Abadi faces the delicate task of maintaining law and order, as well as his own authority, while placating the often erratic Sadr. Of the many mediators capable of affecting the situation, Iraq’s most prominent religious authority, Ayatollah Ali al-Sistani, may be the best option to usher the escalating confrontation toward a soft landing. The next credible option would be Iran.
 

Israel Shifts Further to the Right
Paul Scham, MEI Scholar

Israeli politics are known for being rowdy and bare-knuckled at the best of times, and few think this is the best of times. But last week’s developments were virtually unprecedented. The political changes now appear fairly clear, but the policy implications are yet to be seen.

Since the elections of March 2015, after which Prime Minister Benjamin Netanyahu put together a narrow coalition with 61 Knesset members vs. 59 in the opposition, he has been holding almost half a dozen cabinet portfolios open, presumably to entice Isaac Herzog’s center-left Labor Party to join a coalition government. Early last week, the deal seemed ready to consummate, with Herzog to be foreign minister, although 14 of his party’s 24 Knesset members refused to sign on. Then, suddenly, the deal was off and, instead, Avigdor Lieberman of the far-right Yisrael Beiteinu party is now to be Minister of Defense, displacing Moshe Ya’alon from Netanyahu’s own Likud Party. Ya’alon is a true-blue rightwinger, but has supported the military establishment in recent political scuffles when Israel’s top generals have criticized the government’s hardline policies, especially regarding treatment of arrested Palestinians. Israeli liberals, generally not fans of Ya’alon, see his departure as a further blow to Israeli democracy and civil liberties.

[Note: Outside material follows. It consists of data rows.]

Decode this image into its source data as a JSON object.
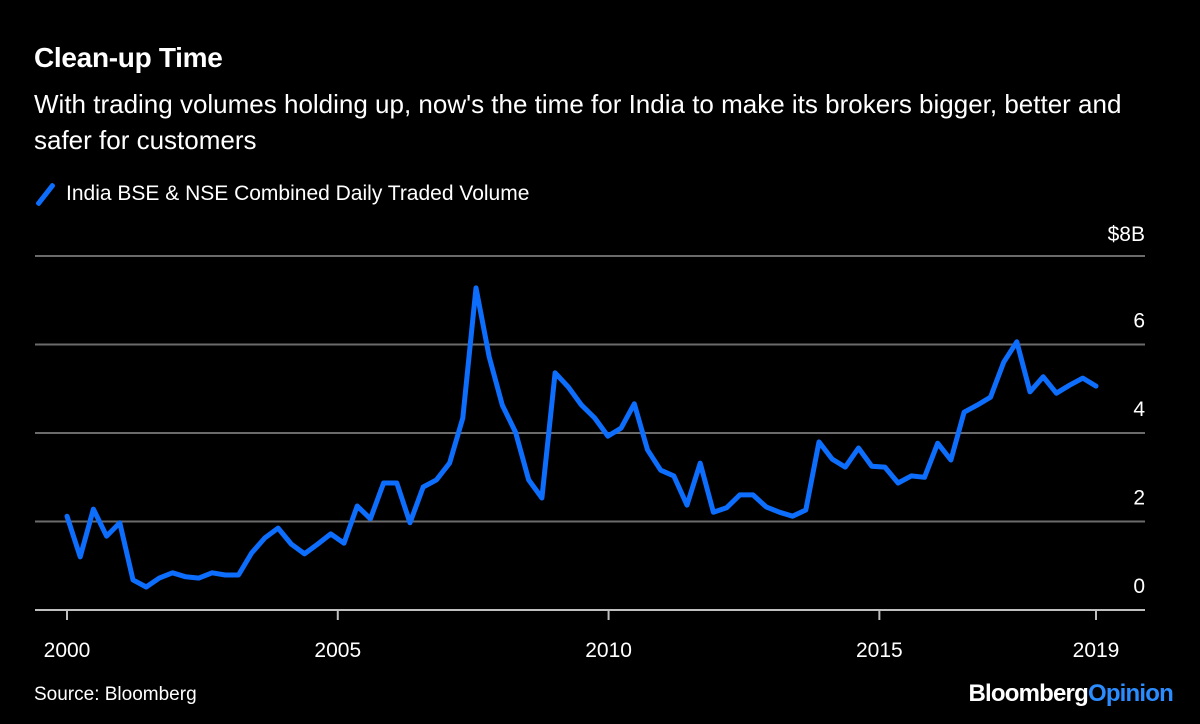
{
  "header": {
    "title": "Clean-up Time",
    "subtitle": "With trading volumes holding up, now's the time for India to make its brokers bigger, better and safer for customers"
  },
  "footer": {
    "source": "Source: Bloomberg",
    "logo_part1": "Bloomberg",
    "logo_part2": "Opinion"
  },
  "colors": {
    "line": "#0d6efd",
    "grid": "#6b6b6b",
    "background": "#000000"
  },
  "chart_data": {
    "type": "line",
    "title": "Clean-up Time",
    "xlabel": "",
    "ylabel": "",
    "y_unit_label": "$8B",
    "xlim": [
      2000,
      2019
    ],
    "ylim": [
      0,
      8
    ],
    "grid": true,
    "legend_placement": "top-left",
    "x_ticks": [
      "2000",
      "2005",
      "2010",
      "2015",
      "2019"
    ],
    "x_tick_values": [
      2000,
      2005,
      2010,
      2015,
      2019
    ],
    "y_ticks": [
      "0",
      "2",
      "4",
      "6"
    ],
    "y_tick_values": [
      0,
      2,
      4,
      6
    ],
    "series": [
      {
        "name": "India BSE & NSE Combined Daily Traded Volume",
        "x_start": 2000,
        "x_end": 2019,
        "values": [
          2.12,
          1.2,
          2.28,
          1.67,
          1.97,
          0.68,
          0.52,
          0.72,
          0.84,
          0.75,
          0.72,
          0.84,
          0.79,
          0.79,
          1.29,
          1.63,
          1.85,
          1.49,
          1.27,
          1.49,
          1.72,
          1.51,
          2.35,
          2.06,
          2.87,
          2.87,
          1.97,
          2.78,
          2.94,
          3.32,
          4.34,
          7.28,
          5.72,
          4.63,
          4.02,
          2.94,
          2.53,
          5.36,
          5.04,
          4.63,
          4.34,
          3.93,
          4.11,
          4.66,
          3.62,
          3.16,
          3.03,
          2.37,
          3.32,
          2.21,
          2.31,
          2.6,
          2.6,
          2.33,
          2.21,
          2.12,
          2.26,
          3.8,
          3.41,
          3.23,
          3.66,
          3.25,
          3.23,
          2.87,
          3.03,
          3.0,
          3.77,
          3.39,
          4.47,
          4.63,
          4.81,
          5.6,
          6.06,
          4.93,
          5.27,
          4.9,
          5.08,
          5.24,
          5.06
        ]
      }
    ]
  }
}
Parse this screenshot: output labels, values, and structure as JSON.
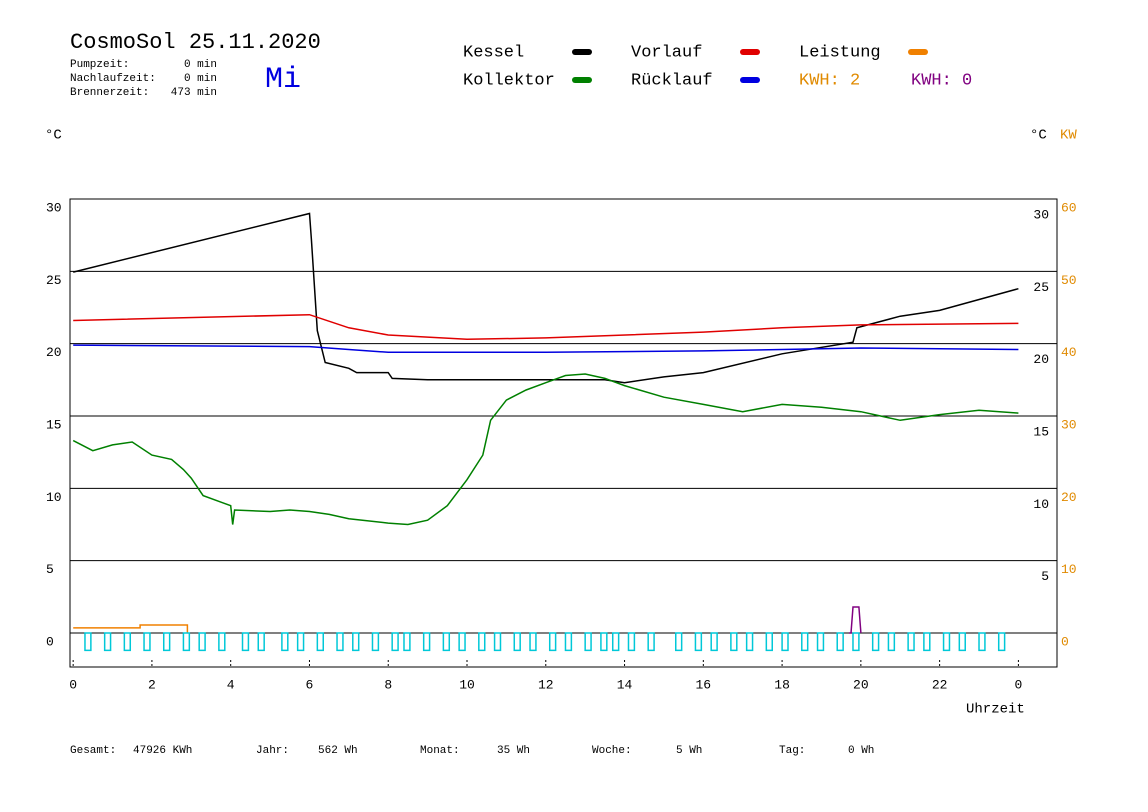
{
  "chart_data": {
    "type": "line",
    "title": "CosmoSol 25.11.2020",
    "weekday": "Mi",
    "info": [
      {
        "label": "Pumpzeit:",
        "value": "0 min"
      },
      {
        "label": "Nachlaufzeit:",
        "value": "0 min"
      },
      {
        "label": "Brennerzeit:",
        "value": "473 min"
      }
    ],
    "y_label": "°C",
    "y_right_label": "°C",
    "y2_label": "KW",
    "x_label": "Uhrzeit",
    "kwh_labels": [
      {
        "text": "KWH: 2",
        "color": "#e08a00"
      },
      {
        "text": "KWH: 0",
        "color": "#800080"
      }
    ],
    "xlim": [
      -0.08,
      24.98
    ],
    "xticks": [
      0,
      2,
      4,
      6,
      8,
      10,
      12,
      14,
      16,
      18,
      20,
      22,
      {
        "value": 24,
        "label": "0"
      }
    ],
    "ylim": [
      -2.35,
      30
    ],
    "yticks": [
      0,
      5,
      10,
      15,
      20,
      25,
      30
    ],
    "yticks_right": [
      5,
      10,
      15,
      20,
      25,
      30
    ],
    "y2lim": [
      -4.7,
      60
    ],
    "y2ticks": [
      0,
      10,
      20,
      30,
      40,
      50,
      60
    ],
    "grid": true,
    "series": [
      {
        "name": "Kessel",
        "color": "#000000",
        "x": [
          0,
          6,
          6.05,
          6.2,
          6.4,
          7,
          7.2,
          8,
          8.1,
          9,
          13.5,
          14,
          15,
          16,
          18,
          19.8,
          19.9,
          21,
          22,
          24
        ],
        "values": [
          24.95,
          29.0,
          27.2,
          20.9,
          18.7,
          18.3,
          18.0,
          18.0,
          17.6,
          17.5,
          17.5,
          17.3,
          17.7,
          18.0,
          19.3,
          20.1,
          21.1,
          21.9,
          22.3,
          23.8
        ]
      },
      {
        "name": "Kollektor",
        "color": "#008000",
        "x": [
          0,
          0.5,
          1,
          1.5,
          2,
          2.5,
          2.8,
          3,
          3.3,
          3.8,
          4,
          4.05,
          4.1,
          5,
          5.5,
          6,
          6.5,
          7,
          8,
          8.5,
          9,
          9.5,
          10,
          10.4,
          10.6,
          11,
          11.5,
          12,
          12.5,
          13,
          13.5,
          14,
          15,
          16,
          17,
          18,
          19,
          20,
          21,
          22,
          23,
          24
        ],
        "values": [
          13.3,
          12.6,
          13.0,
          13.2,
          12.3,
          12.0,
          11.3,
          10.7,
          9.5,
          9.0,
          8.8,
          7.5,
          8.5,
          8.4,
          8.5,
          8.4,
          8.2,
          7.9,
          7.6,
          7.5,
          7.8,
          8.8,
          10.6,
          12.3,
          14.7,
          16.1,
          16.8,
          17.3,
          17.8,
          17.9,
          17.6,
          17.1,
          16.3,
          15.8,
          15.3,
          15.8,
          15.6,
          15.3,
          14.7,
          15.1,
          15.4,
          15.2
        ]
      },
      {
        "name": "Vorlauf",
        "color": "#e00000",
        "x": [
          0,
          6,
          7,
          8,
          10,
          12,
          16,
          18,
          20,
          24
        ],
        "values": [
          21.6,
          22.0,
          21.1,
          20.6,
          20.3,
          20.4,
          20.8,
          21.1,
          21.3,
          21.4
        ]
      },
      {
        "name": "Rücklauf",
        "color": "#0000e0",
        "x": [
          0,
          6,
          7,
          8,
          12,
          16,
          18,
          20,
          24
        ],
        "values": [
          19.9,
          19.8,
          19.6,
          19.4,
          19.4,
          19.5,
          19.6,
          19.7,
          19.6
        ]
      },
      {
        "name": "Leistung",
        "color": "#f08000",
        "axis": "y2",
        "x": [
          0,
          1.7,
          1.7,
          2.9,
          2.9
        ],
        "values": [
          0.7,
          0.7,
          1.1,
          1.1,
          0
        ]
      },
      {
        "color": "#800080",
        "axis": "y2",
        "x": [
          19.7,
          19.75,
          19.8,
          19.95,
          20.0
        ],
        "values": [
          0,
          0,
          3.6,
          3.6,
          0
        ]
      },
      {
        "color": "#00c8d8",
        "style": "pulse",
        "width": 0.15,
        "x": [
          0.3,
          0.8,
          1.3,
          1.8,
          2.3,
          2.8,
          3.2,
          3.7,
          4.3,
          4.7,
          5.3,
          5.7,
          6.2,
          6.7,
          7.1,
          7.6,
          8.1,
          8.4,
          8.9,
          9.4,
          9.8,
          10.3,
          10.7,
          11.2,
          11.6,
          12.1,
          12.5,
          13.0,
          13.4,
          13.7,
          14.1,
          14.6,
          15.3,
          15.8,
          16.2,
          16.7,
          17.1,
          17.6,
          18.0,
          18.5,
          18.9,
          19.4,
          19.8,
          20.3,
          20.7,
          21.2,
          21.6,
          22.1,
          22.5,
          23.0,
          23.5
        ],
        "values": [
          -1.2,
          -1.2,
          -1.2,
          -1.2,
          -1.2,
          -1.2,
          -1.2,
          -1.2,
          -1.2,
          -1.2,
          -1.2,
          -1.2,
          -1.2,
          -1.2,
          -1.2,
          -1.2,
          -1.2,
          -1.2,
          -1.2,
          -1.2,
          -1.2,
          -1.2,
          -1.2,
          -1.2,
          -1.2,
          -1.2,
          -1.2,
          -1.2,
          -1.2,
          -1.2,
          -1.2,
          -1.2,
          -1.2,
          -1.2,
          -1.2,
          -1.2,
          -1.2,
          -1.2,
          -1.2,
          -1.2,
          -1.2,
          -1.2,
          -1.2,
          -1.2,
          -1.2,
          -1.2,
          -1.2,
          -1.2,
          -1.2,
          -1.2,
          -1.2
        ]
      }
    ],
    "totals": [
      {
        "label": "Gesamt:",
        "value": "47926 KWh"
      },
      {
        "label": "Jahr:",
        "value": "562 Wh"
      },
      {
        "label": "Monat:",
        "value": "35 Wh"
      },
      {
        "label": "Woche:",
        "value": "5 Wh"
      },
      {
        "label": "Tag:",
        "value": "0 Wh"
      }
    ]
  }
}
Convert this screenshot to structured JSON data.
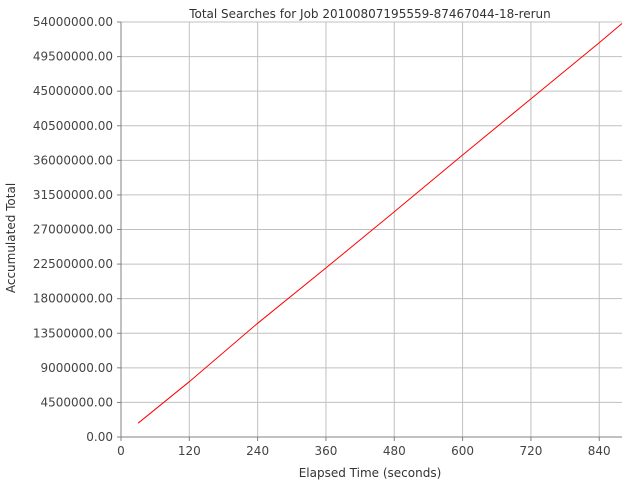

Lieberman is an avowed rival of Netanyahu and was notorious in the last government, when he was foreign minister, for foreign policy pronouncements contrary to those of the prime minister. His presence moves the current government, seen as the most right-wing in Israeli history, further to the right on issues connected to the moribund relations with the Palestinian Authority.

The Obama administration, treading carefully, has indicated it expects a good relationship with the new Israeli defense minister. Meanwhile, Isaac Herzog’s political future looks shaky, to say the least.